Les pays en développement ne dérogent pas à ce constat. Les conclusions des travaux sur les facteurs explicatifs de la fécondité dans ces pays ne sont pas toujours convergentes. A parcourir la vaste littérature sur le sujet, le bilan des facteurs reconnus comme déterminants de la fécondité conduirait à une longue liste de variables entre lesquelles l'interdépendance n'est pas exclue. Tout de même, suivant la posture adoptée, certains facteurs semblent plus faire l'unanimité que d'autres.

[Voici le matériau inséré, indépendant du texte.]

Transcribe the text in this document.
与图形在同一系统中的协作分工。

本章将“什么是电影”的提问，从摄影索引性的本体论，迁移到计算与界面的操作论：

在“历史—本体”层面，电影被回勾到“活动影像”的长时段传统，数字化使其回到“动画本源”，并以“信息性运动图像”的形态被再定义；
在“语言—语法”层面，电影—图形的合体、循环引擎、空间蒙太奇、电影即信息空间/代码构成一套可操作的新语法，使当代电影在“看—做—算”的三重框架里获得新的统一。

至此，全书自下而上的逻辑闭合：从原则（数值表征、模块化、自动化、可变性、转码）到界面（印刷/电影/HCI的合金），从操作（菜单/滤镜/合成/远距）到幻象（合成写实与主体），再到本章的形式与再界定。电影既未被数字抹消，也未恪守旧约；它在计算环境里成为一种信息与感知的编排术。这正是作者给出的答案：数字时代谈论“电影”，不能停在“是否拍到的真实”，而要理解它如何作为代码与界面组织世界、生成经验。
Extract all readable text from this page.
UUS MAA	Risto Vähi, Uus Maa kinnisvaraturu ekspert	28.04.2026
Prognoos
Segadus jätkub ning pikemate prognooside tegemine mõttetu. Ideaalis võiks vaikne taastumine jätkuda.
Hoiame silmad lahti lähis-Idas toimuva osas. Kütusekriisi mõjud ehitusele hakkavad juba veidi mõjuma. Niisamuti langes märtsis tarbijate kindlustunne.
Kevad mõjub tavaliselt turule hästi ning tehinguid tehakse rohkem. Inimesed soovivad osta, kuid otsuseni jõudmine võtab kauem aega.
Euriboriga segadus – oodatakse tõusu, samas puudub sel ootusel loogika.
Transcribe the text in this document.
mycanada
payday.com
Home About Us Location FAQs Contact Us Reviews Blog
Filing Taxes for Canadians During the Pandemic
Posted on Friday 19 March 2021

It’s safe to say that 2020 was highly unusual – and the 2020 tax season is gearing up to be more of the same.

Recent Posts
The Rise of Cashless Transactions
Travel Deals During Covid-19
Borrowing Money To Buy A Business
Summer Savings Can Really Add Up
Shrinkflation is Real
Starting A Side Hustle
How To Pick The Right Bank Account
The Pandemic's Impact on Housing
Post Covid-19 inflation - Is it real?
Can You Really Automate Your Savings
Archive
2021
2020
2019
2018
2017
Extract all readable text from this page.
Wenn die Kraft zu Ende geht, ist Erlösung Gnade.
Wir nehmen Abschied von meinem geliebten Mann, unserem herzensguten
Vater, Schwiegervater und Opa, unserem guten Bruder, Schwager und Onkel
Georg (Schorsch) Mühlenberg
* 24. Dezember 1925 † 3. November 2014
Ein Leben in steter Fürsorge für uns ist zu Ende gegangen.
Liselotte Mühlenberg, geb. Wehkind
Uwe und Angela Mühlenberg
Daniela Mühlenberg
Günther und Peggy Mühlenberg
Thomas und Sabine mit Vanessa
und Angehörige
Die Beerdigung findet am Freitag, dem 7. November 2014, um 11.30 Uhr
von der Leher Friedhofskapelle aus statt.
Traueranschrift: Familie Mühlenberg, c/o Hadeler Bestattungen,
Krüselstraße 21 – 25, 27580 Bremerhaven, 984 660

Dans la perspective des déterminants proches de la fécondité par exemple, le mariage et l'allaitement constituent les principaux déterminants de la fécondité en début de transition, ce qui est typiquement le cas pour une grande majorité des pays Subsahariens (Bongaarts, 1982). D'un point de vue de la condition féminine, ce sont le niveau d'instruction et le statut de la femme qui déterminent le plus la fécondité dans ces pays (Basu, 2002).

Ceux-ci sont modulés par des facteurs contextuels parmi lesquels, la structure familiale, les normes socioculturelles, etc. L'explication de la fécondité dépend donc toujours de la posture théorique adoptée par le chercheur.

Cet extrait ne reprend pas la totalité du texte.